Select Board Chair Diana Szynal said the town should create a policy about who is using town vehicles and when.

“What I think should come of this is we look at who takes vehicles and why along with the very specific rules that govern how these vehicles are used. That is a policy I think we need to establish very clearly along with how we expect it to be reported,” she said.
Board member Brian Moriarty said the town should use the IRS process, which the town currently does not use.

“The employee should pay some sort of IRS tax or have it included as a fringe benefit. The question that arose was what method to use for accounting that information. The town accountant and auditor both said the IRS process would be an acceptable way to do it, and we are not currently doing it that way,” she said.

During the discussion, town Treasurer Sharon Strzegowski said she has been following past practices for W-2s that were initially established eight years ago.

“This started eight years ago, long before I was in Hatfield. We have followed past practices; in my time being here Justin Cole has assured me I am doing it correctly, Tony Rozelle has told me I am doing it correctly and the town lawyer said I am doing it correctly. There are several options, but I picked the option based on the facts I have,” she said.

After receiving a request to change someone’s W-2, Strzegowksi said she was not willing to do so.

“I have been asked in writing to change someone’s W-2 and I am not comfortable doing that. I do not want a red flag on my career that says I made a change just because someone told me to,” she said.

After tensions escalated during the discussion, Strzegowski left the meeting, and the board tabled the discussion for a future meeting.

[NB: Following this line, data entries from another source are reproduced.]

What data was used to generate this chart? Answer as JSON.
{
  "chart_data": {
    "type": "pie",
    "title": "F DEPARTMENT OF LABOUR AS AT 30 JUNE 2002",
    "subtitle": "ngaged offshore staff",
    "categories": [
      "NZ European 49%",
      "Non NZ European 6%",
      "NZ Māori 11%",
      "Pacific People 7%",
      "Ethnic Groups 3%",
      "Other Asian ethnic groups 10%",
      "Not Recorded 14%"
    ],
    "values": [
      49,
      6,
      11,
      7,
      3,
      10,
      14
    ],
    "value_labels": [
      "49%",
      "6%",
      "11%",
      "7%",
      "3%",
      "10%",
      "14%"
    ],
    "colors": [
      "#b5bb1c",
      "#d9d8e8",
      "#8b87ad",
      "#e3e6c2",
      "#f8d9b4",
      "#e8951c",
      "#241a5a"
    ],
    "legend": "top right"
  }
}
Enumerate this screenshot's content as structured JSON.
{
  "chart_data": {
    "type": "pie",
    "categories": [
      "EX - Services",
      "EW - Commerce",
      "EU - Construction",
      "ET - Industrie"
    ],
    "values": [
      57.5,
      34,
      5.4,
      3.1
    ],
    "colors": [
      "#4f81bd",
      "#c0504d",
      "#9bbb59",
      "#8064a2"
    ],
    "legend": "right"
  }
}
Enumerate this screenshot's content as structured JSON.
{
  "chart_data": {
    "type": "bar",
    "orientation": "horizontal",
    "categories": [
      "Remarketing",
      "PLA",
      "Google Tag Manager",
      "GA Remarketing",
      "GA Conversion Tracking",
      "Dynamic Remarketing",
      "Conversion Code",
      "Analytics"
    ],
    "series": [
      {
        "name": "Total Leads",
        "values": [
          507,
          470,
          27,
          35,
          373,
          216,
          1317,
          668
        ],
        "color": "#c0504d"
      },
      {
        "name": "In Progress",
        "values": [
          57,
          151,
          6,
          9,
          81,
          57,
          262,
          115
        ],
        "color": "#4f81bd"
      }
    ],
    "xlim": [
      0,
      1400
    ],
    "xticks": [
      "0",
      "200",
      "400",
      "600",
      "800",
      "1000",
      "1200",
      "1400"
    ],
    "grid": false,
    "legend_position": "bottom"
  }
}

After the board received questions about the annual water report’s information about regulated, secondary, and unregulated substances in the town’s water, Water Superintendent Anthony Lastowski said the town is required by the Massachusetts Department of Environment Protection (MassDEP) and the United States Environmental Protection Agency (EPA) to include the highest recorded levels in the report, even if the average detection is much lower.

“The way MassDEP and EPA mandates is that we have to report the highest detection, we cannot average it. The range of detection is sometimes next to nothing or even non-detect up to the highest value we record which we have to report,” he said.

Despite having to report the highest recorded number for each substance, he said there were no violations that would make the water unsafe.

Lastowski added that he and other people that work in water are often confused by the requirement.

“It is unfortunate the way they require us to report the numbers. Even those of us in the water profession look at it, scratch our heads and wonder what is going on,” he said.